Tim smiled, sure, but Art couldn’t tell what emotion was behind it. “Who’s to tell anymore.”
He regarded Tim again, wondering what tactic he should take. If there was one at all. “Ten years from now, when I think back on being almost bombed in a convoy in goddamn eastern Kentucky, you know what I’m gonna remember?”
“Ten years from now, your mind’s still gonna be sharp enough to remember shit?”
He let that go with a warning look. “I’m gonna remember how capable you were. No panic, no bullshit. No hesitating over what to do. You got the job done, better than anyone else could’ve. I’m gonna remember you taking charge, getting every man through it. Hell, you were the youngest there by about a dozen years, Tim. You’ve only been a marshal, what, two years?”
“Twenty-two months.” Shit, Art just felt really old sometimes. “And I’ve known you for eighteen of ’em. And Tim?” he leveled another stare. “I trust you. There are marshals in this office I wouldn’t trust with washing my windows. But I trust you.” He sighed, stretched back in his chair. “You probably saved my life and those other guys in the convoy. Partly because you used to be a good soldier. And partly because now you’re a good marshal.” He pointed his glass at him for emphasis. “And there’s nothing wrong with being a little of both.”
They were quiet again, neither of them reaching for another drink. “‘Under peaceful conditions the militant man attacks himself,’” Tim spoke with his normal drawl again, not the tense voice he’d slid into.
Art relaxed a little at that. “Johnny Cash?”
“Nietzsche,” Tim smiled a little, actually smiled.
Art relaxed even more. “Eh, I was close.” He set his glass aside, pondered the point of that quote, took Tim’s glass away too. “Do you trust me, Tim?”
Tim looked confused by the question, or at least where it was coming from. “Yeah,” he answered after a beat, not a trace of uncertainty in his answer.
Art nodded. “I won’t let you become Colton Rhodes.” He waited, watched, let that sink in. A vow. Then before Tim could argue or sass or whatever, “I’ll shoot you before I let that happen.”
Tim narrowed his eyes even as a smirk played across his face. “You quick enough on the draw for that, Boss?”
Art hid his relief. As long as Tim was calling him that, he was still here. There had been that slight worry for awhile- he and Rachel had discussed it once or twice- that it would take one bad case for Tim to leave the marshals and re-enlist. Seeing Tim so in his element with the convoy disaster yesterday hadn’t really helped that, truth be told. “I’ll get Rachel to do it,” he finally threw back.
“Rachel likes me,” Tim argued.
“I’ll get Raylan to do it,” he corrected himself.
A beat of silence, and Tim tilted his head. “Touché.” He stayed where he was on the couch, watching as Art stood and put on his jacket. “That it for the heart-to-heart?”
“For now,” Art answered truthfully. “There’ll be a short inquiry in the morning on the shooting, but I’m sure they’ll call it in your favor.
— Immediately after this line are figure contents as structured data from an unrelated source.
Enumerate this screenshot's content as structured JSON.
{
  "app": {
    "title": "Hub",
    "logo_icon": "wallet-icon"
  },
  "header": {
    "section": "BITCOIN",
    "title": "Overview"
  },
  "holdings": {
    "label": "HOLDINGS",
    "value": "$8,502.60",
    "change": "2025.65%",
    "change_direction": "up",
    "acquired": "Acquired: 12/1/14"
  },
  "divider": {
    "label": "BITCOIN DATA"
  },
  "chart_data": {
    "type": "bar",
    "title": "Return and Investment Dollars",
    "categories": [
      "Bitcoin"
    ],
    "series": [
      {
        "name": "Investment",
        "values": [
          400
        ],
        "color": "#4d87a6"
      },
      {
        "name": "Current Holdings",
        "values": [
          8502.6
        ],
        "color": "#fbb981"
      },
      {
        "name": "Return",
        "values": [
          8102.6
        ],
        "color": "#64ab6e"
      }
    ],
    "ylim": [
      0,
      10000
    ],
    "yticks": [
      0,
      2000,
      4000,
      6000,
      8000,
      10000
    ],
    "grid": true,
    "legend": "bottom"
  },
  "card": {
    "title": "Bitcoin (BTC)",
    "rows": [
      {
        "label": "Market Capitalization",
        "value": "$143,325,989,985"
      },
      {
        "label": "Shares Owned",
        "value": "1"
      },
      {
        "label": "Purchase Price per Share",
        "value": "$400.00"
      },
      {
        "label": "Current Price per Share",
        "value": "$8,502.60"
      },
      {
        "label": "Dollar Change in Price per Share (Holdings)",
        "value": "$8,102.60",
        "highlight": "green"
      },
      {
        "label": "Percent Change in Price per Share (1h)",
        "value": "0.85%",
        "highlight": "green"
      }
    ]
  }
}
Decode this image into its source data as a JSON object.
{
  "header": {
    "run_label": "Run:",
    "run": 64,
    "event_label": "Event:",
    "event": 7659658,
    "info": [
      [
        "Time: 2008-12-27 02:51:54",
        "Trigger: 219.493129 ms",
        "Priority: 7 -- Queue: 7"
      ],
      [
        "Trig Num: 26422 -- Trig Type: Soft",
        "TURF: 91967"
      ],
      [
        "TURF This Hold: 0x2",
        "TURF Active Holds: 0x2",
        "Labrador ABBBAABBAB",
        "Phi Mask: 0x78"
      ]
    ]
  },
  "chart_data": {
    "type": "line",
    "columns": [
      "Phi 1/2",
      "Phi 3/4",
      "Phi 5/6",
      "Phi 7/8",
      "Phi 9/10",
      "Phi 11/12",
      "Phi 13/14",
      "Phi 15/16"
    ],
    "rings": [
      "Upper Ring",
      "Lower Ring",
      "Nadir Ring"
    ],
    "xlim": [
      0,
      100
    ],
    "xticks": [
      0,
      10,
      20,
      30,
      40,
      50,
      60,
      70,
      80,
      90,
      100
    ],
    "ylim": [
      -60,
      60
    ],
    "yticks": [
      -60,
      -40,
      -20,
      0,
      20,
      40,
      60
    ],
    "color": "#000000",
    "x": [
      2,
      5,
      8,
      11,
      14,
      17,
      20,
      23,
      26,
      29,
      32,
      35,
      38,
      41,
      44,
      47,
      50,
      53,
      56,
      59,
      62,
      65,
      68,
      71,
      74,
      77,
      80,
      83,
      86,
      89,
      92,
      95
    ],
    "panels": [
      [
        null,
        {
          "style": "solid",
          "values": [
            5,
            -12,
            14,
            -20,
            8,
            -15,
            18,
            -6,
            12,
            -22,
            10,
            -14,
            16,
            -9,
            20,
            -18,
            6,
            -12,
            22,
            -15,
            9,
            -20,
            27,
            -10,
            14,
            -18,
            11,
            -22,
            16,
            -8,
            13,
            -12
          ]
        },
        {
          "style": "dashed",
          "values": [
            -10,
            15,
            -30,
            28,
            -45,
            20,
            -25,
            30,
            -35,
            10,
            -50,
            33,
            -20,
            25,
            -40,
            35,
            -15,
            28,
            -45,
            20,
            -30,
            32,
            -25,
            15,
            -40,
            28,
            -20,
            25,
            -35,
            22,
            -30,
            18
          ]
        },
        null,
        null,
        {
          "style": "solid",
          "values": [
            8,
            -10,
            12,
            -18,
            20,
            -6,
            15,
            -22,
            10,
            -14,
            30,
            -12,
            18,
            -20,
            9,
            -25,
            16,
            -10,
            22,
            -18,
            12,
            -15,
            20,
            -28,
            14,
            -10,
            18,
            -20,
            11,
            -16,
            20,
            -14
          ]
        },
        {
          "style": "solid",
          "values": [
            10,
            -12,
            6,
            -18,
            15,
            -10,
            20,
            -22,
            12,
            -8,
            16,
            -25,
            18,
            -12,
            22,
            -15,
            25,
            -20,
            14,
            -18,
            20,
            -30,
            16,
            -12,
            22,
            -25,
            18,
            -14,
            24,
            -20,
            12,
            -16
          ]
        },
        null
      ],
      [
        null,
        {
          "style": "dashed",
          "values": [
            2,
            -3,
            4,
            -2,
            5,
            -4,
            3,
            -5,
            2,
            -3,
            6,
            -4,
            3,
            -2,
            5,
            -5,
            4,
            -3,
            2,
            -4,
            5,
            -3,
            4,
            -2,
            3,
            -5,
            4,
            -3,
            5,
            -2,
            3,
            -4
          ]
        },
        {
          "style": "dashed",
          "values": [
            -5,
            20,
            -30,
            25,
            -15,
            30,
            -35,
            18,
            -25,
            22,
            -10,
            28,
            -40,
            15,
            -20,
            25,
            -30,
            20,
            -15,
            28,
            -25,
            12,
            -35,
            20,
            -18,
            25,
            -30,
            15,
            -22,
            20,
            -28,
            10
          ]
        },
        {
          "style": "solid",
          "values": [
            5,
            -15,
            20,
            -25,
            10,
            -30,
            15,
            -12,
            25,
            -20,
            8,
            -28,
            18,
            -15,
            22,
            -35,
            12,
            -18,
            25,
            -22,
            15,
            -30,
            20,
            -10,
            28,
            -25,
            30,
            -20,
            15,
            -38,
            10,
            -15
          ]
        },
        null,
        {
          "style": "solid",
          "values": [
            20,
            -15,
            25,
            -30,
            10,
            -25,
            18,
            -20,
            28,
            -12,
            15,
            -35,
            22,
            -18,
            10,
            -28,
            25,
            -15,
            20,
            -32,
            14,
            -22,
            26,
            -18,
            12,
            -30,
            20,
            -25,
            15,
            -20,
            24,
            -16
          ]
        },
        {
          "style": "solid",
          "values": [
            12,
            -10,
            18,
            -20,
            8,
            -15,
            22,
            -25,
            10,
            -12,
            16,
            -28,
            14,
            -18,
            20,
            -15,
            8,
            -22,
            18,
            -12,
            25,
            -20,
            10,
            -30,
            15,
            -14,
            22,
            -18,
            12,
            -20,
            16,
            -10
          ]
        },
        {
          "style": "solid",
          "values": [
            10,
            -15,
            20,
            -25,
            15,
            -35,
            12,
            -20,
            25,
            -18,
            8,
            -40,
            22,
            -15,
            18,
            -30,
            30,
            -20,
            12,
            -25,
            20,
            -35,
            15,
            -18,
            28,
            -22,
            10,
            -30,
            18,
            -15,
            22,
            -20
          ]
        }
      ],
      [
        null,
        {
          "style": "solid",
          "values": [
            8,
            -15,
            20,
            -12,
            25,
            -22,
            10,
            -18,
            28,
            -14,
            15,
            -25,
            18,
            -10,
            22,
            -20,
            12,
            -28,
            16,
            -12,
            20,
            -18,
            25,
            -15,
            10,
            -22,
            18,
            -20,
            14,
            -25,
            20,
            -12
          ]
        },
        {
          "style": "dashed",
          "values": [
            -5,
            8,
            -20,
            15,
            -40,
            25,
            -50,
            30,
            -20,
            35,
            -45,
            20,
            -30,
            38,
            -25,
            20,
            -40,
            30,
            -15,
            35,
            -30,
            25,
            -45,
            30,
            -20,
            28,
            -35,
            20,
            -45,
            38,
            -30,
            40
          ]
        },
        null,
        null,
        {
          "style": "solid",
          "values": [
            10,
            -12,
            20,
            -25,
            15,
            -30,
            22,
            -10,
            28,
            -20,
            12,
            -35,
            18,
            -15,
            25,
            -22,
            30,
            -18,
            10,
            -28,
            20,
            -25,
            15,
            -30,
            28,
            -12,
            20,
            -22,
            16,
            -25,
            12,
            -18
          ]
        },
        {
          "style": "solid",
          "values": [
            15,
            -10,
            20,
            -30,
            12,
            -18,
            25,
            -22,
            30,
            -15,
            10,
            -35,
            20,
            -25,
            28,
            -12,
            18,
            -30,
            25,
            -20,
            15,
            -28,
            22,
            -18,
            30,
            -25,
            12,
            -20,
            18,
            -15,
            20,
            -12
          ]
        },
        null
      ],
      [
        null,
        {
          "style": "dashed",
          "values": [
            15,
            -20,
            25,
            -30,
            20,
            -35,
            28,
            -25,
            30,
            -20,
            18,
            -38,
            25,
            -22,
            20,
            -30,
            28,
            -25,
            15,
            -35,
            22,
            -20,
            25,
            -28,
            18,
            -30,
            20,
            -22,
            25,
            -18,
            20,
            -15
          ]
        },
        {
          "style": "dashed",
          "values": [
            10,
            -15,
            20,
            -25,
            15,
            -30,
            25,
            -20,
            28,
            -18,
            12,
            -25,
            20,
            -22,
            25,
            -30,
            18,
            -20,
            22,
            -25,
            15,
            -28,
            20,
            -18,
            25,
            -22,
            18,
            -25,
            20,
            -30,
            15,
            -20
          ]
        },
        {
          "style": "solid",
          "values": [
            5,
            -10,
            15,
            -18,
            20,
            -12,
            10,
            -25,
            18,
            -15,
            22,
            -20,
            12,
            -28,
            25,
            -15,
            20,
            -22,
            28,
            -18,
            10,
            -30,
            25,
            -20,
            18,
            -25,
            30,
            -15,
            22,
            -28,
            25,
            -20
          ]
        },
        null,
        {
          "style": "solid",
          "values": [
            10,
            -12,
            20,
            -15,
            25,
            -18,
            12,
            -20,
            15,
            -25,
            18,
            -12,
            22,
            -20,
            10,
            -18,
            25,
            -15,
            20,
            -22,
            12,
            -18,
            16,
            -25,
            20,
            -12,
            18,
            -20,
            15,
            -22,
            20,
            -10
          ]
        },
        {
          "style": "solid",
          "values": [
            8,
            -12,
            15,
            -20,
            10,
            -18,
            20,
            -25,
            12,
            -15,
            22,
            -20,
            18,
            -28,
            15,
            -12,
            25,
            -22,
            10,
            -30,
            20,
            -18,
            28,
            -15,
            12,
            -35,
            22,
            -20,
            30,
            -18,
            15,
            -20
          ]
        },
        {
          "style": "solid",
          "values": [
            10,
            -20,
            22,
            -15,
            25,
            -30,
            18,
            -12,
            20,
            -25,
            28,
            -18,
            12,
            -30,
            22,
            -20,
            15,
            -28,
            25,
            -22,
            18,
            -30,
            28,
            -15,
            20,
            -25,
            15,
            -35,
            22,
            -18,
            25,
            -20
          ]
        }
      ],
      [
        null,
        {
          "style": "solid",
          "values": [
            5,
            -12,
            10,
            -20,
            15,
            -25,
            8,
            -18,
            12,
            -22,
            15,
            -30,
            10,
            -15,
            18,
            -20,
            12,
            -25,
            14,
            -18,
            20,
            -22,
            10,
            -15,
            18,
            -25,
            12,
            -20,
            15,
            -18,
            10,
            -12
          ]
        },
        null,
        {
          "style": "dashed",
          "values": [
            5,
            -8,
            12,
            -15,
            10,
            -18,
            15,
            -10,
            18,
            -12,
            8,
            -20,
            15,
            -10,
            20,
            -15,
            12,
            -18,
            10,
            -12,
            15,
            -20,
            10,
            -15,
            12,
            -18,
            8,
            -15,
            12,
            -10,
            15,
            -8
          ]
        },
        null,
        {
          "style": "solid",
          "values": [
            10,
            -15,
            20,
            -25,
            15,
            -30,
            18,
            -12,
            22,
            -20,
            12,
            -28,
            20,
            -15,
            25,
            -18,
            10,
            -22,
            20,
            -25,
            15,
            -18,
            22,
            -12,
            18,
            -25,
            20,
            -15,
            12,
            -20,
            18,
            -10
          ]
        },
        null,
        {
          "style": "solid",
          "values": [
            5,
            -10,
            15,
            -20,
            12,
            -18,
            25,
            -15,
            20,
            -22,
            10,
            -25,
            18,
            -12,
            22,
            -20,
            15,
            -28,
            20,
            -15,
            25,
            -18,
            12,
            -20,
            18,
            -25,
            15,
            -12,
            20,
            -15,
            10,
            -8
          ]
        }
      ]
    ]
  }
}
As for the rest, we’ll take it a day at a time.” He gestured for Tim to get up and get out. “Now, speaking of Rachel’s wrath, let’s go.”
"Go?” Tim was confused again, but obeyed.
“She’s been waiting for us across the street for a good half hour or so. I don’t know about you, but I’m starving,” Art smirked unrepentantly at the way Tim started glaring again. “Chop chop, kid.”
“You two planned this?” he accused even as he gathered his jacket and followed Art.
Art grinned, daring to grab Tim by the shoulder now and shove him towards the elevator. “Caring about you? Shit, Tim, we definitely didn’t plan on that.”